Pour le duo de metteurs en scène Moshe Leiser et Patrice Caurier, le moteur de l'action est le racisme, bien plus que la jalousie. Otello est marginalisé par la société parce qu'il est différent, et il le sait pertinemment. S'il risque sa vie pour Venise et si ses exploits militaires lui valent les honneurs, il ne sera jamais totalement accepté ni intégré. Il ne se fait aucune illusion, conscient qu'Elmiro ne lui accordera jamais la main de sa fille. L'intrigue devient dès lors un drame bourgeois, transposé dans les années 1960, dans une riche demeure de bonne famille, où une jeune fille bien sous tous rapports ne saurait raisonnablement choisir son époux sans le consentement de son père. Un lustre majestueux en verre de Murano évoque Venise. Pour le reste, l'histoire pourrait se dérouler n'importe où. Les domestiques de couleur ne peuvent porter les plats que jusqu'aux portes, seuls des Blancs étant ensuite autorisés à servir les invités. Otello se bat pour obtenir non pas des médailles mais … son permis de séjour. Et lorsqu'il n'est pas au palais, il passe son temps dans un café bariolé et désordonné, où se retrouve la communauté des immigrés, au son de musiques arabes. Si le propos convainc par sa force et sa pertinence, on peut néanmoins regretter une direction d'acteurs sommaire et un certain statisme, les solistes devant se concentrer sur leur chant, tellement celui-ci est parsemé de difficultés.

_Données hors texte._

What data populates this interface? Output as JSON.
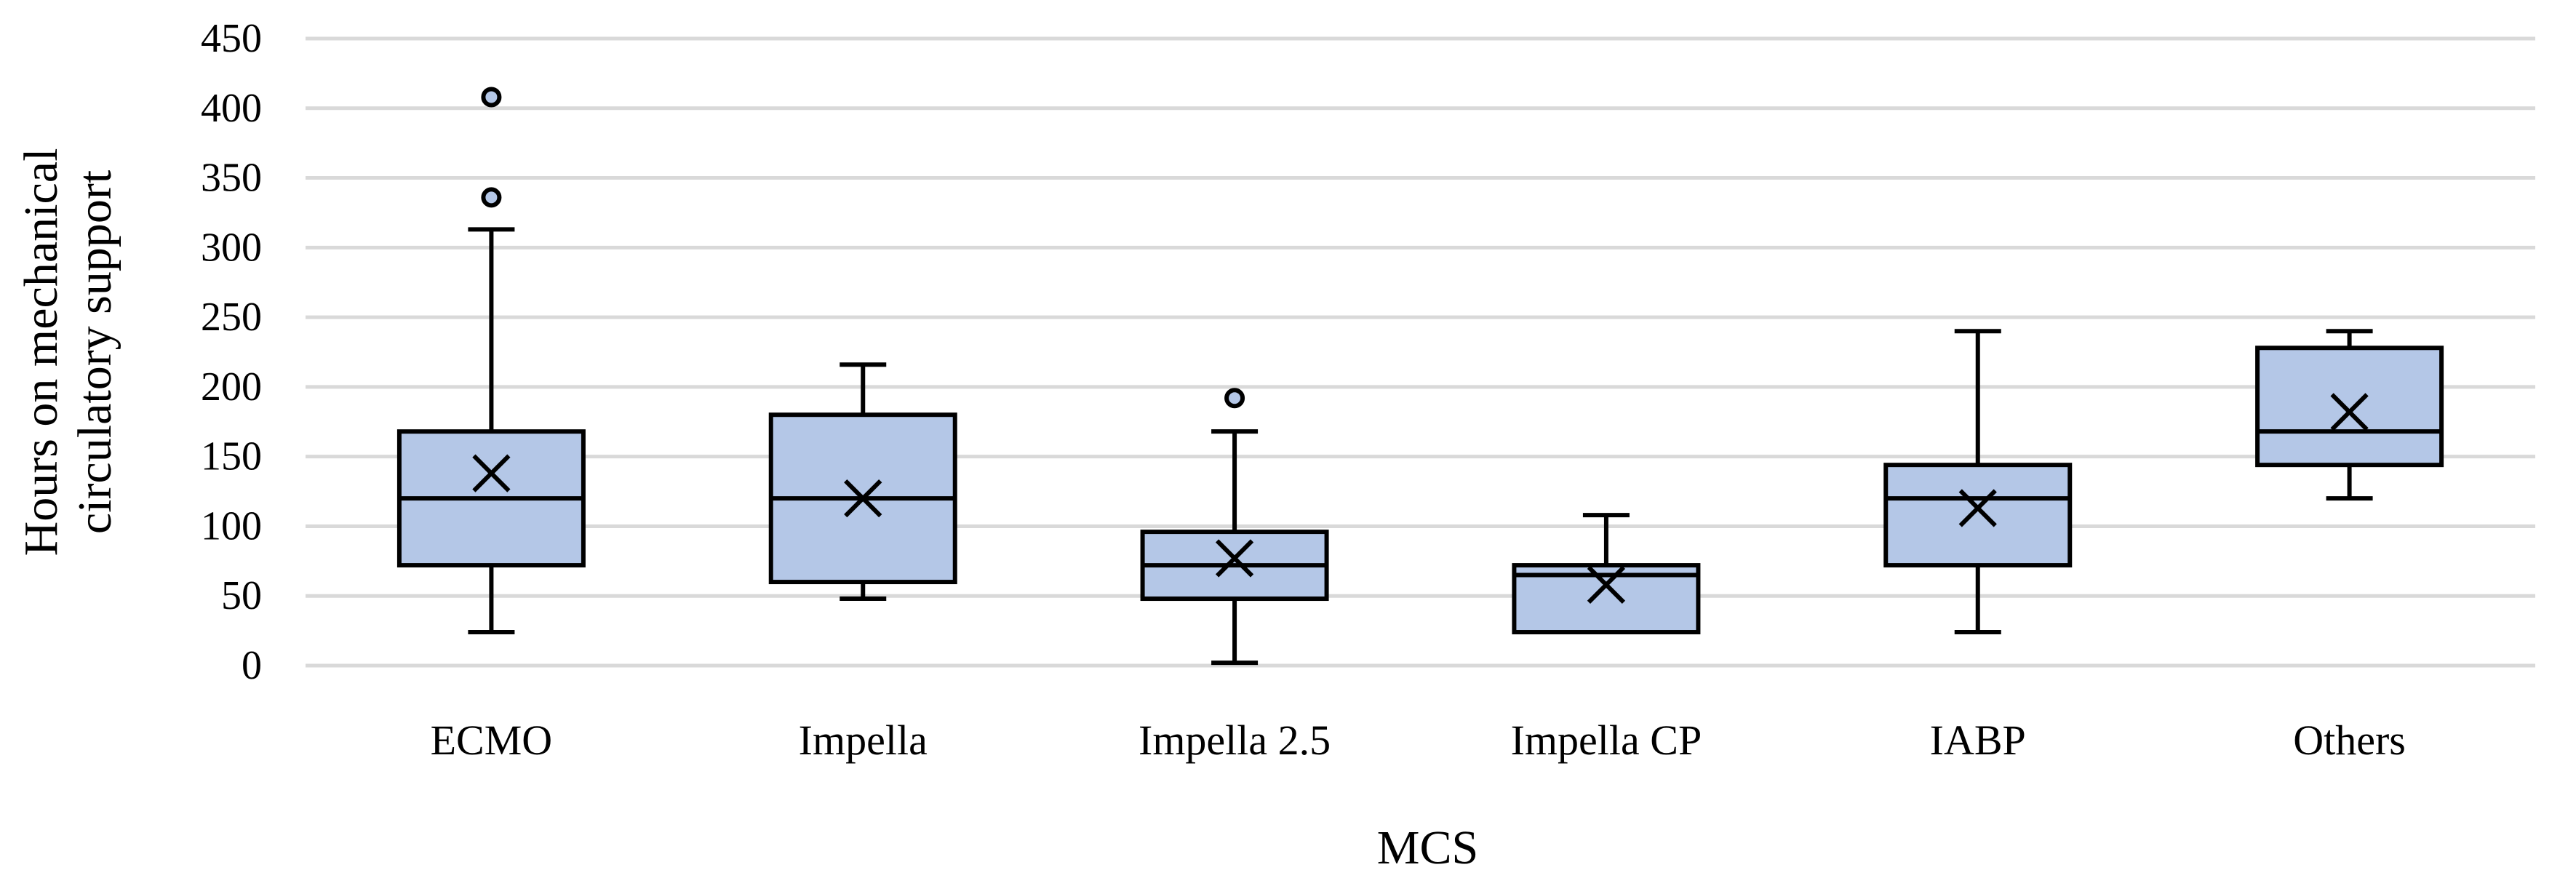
{
  "chart_data": {
    "type": "box",
    "title": "",
    "xlabel": "MCS",
    "ylabel": [
      "Hours on mechanical",
      "circulatory support"
    ],
    "ylim": [
      0,
      450
    ],
    "yticks": [
      0,
      50,
      100,
      150,
      200,
      250,
      300,
      350,
      400,
      450
    ],
    "grid": "horizontal",
    "legend": "none",
    "colors": {
      "box_fill": "#b4c7e7",
      "box_stroke": "#000000",
      "grid": "#d9d9d9",
      "outlier_fill": "#b4c7e7"
    },
    "categories": [
      "ECMO",
      "Impella",
      "Impella 2.5",
      "Impella CP",
      "IABP",
      "Others"
    ],
    "boxes": [
      {
        "category": "ECMO",
        "whisker_low": 24,
        "q1": 72,
        "median": 120,
        "q3": 168,
        "whisker_high": 313,
        "mean": 138,
        "outliers": [
          336,
          408
        ]
      },
      {
        "category": "Impella",
        "whisker_low": 48,
        "q1": 60,
        "median": 120,
        "q3": 180,
        "whisker_high": 216,
        "mean": 120,
        "outliers": []
      },
      {
        "category": "Impella 2.5",
        "whisker_low": 2,
        "q1": 48,
        "median": 72,
        "q3": 96,
        "whisker_high": 168,
        "mean": 77,
        "outliers": [
          192
        ]
      },
      {
        "category": "Impella CP",
        "whisker_low": 24,
        "q1": 24,
        "median": 65,
        "q3": 72,
        "whisker_high": 108,
        "mean": 58,
        "outliers": []
      },
      {
        "category": "IABP",
        "whisker_low": 24,
        "q1": 72,
        "median": 120,
        "q3": 144,
        "whisker_high": 240,
        "mean": 113,
        "outliers": []
      },
      {
        "category": "Others",
        "whisker_low": 120,
        "q1": 144,
        "median": 168,
        "q3": 228,
        "whisker_high": 240,
        "mean": 182,
        "outliers": []
      }
    ]
  }
}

Car cet Otello est avant tout une fête pour les oreilles, et l'Opernhaus a su réunir une distribution de tout premier ordre. John Osborn est un Maure au timbre héroïque et au sang chaud, attaquant crânement les notes les plus aiguës de ses cabalettes, de sa belle voix sombre. Javier Camarena en Rodrigo offre peut-être le moment le plus fort de la soirée, avec un Che ascolto? d'une rare intensité, faisant fi des vocalises les plus périlleuses avec une incroyable légèreté. Edgardo Rocha en Iago ne leur cède en rien, avec sa voix claire et pointue qui se distingue sans peine de celle de ses collègues. Mais la véritable triomphatrice de la soirée est bien Cecilia Bartoli, qui fait ses débuts dans un Rossini «sérieux». Scéniquement, sa Desdémone aux gestes emportés et aux regards de braise est un spectacle à lui tout seul. La chanteuse a du tempérament à revendre! On est loin ici de la jeune fille qui se pose en victime: Desdémone n'hésite pas à affronter son père et elle ne succombera pas facilement à la fureur d'Otello. Vocalement, ses airs sont un véritable feu d'artifice, mais c'est dans la chanson du saule, plus lyrique, qu'elle donne le meilleur d'elle-même. Parmi les comprimari, on relèvera les excellentes prestations de Peter Kálmán en Elmiro et de Liliana Nikiteanu en Emilia. Dans la fosse, la direction impétueuse et quelque peu brouillonne de Muhai Tang met les musiciens en difficulté, notamment dans les solos (intervention des cors calamiteuse), mais, globalement, le sens des nuances et des couleurs ainsi que la dynamique du chef chinois rendent parfaitement justice à la partition de Rossini. Une soirée à marquer d'une pierre blanche.